4th-century BC Greek tragedian

Carcinus (Καρκίνος; ) was an Ancient Greek tragedian from Thoricus in southern Attica. He was the son of the playwright Xenocles and grandson of Carcinus. Another Xenocles, mentioned by a scholiast on Aristophanes' Frogs, may have been Carcinus' son.

The Suda records that he wrote one hundred and sixty plays. He won eleven victories at the Dionysia. His exact dates are uncertain, though he was certainly active in the 370s BC. According to the Suda, his floruit was in the 100th Olympiad (380-377 BC); and his first victory at the Dionysia can be dated to before 372. Dionysius II of Syracuse was a patron of Carcinus. Nine or ten titles of his plays are known: Aerope, Ajax, Alope, Amphiaraus, Medea, Oedipus, Orestes, Semele, Thyestes, and possibly Tyro. His work survives only in fragments.

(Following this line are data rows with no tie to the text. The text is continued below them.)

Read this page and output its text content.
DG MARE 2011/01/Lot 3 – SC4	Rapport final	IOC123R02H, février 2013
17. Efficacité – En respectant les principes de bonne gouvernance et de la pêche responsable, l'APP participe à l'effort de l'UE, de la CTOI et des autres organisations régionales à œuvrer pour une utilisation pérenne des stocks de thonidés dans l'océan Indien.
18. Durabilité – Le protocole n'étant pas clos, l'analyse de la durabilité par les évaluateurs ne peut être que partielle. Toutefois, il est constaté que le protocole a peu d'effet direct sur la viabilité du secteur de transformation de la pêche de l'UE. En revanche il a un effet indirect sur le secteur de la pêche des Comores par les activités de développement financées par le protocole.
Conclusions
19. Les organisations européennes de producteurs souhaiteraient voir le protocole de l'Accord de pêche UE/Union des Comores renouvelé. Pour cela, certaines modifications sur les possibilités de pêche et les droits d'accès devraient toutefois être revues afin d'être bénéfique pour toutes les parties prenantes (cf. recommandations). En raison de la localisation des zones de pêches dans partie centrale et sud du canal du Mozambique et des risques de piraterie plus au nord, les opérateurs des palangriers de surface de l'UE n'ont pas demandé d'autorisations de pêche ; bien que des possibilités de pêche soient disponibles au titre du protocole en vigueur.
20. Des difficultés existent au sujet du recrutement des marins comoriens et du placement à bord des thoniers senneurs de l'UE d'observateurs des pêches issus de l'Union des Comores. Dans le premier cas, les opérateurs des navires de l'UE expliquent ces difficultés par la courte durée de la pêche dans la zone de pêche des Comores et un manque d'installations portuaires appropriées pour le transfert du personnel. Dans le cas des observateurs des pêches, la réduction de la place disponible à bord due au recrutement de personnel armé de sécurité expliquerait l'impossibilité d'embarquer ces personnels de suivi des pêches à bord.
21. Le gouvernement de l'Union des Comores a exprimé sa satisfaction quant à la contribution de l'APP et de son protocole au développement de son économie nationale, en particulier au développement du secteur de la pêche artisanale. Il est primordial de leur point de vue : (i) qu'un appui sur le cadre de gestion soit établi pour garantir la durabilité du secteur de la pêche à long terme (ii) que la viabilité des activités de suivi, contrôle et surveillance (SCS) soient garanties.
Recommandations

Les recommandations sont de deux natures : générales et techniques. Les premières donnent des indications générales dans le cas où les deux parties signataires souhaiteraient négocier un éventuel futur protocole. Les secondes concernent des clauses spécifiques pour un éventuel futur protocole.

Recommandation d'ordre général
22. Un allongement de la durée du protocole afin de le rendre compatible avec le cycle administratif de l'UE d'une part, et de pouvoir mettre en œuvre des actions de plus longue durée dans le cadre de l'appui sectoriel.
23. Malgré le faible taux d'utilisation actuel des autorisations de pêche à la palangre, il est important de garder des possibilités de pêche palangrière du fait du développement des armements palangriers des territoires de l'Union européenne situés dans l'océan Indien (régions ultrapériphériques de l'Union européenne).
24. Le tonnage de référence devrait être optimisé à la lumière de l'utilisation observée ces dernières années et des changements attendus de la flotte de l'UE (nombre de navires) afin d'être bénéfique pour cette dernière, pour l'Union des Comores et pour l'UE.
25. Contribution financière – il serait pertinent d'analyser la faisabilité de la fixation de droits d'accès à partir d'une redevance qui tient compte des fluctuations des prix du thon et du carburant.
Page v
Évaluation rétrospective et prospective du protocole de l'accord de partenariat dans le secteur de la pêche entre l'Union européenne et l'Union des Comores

Carcinus is mentioned briefly by Aristotle. In the Poetics, Chapter 17 (1455a lines 22 to 29), Aristotle discusses the necessity for a playwright to see the composition on the stage, rather than just in print, in order to weed out any inconsistencies. Aristotle points to an unnamed play of Carcinus which had a character, Amphiaraus, exit a temple. For some reason this seemed outrageously inconsistent when viewed on the stage, and the audience "hissed" the actors right off the stage.

In 2004, Annie Bélis published a fragment of a musical papyrus written by Carcinus that contains parts of his Medea (Louvre E 10534). It was identified thanks to a quote by Aristotle. It contains two arias, one by Medea and one by Jason. In this version, Medea did not kill her children, but is unable to prove it.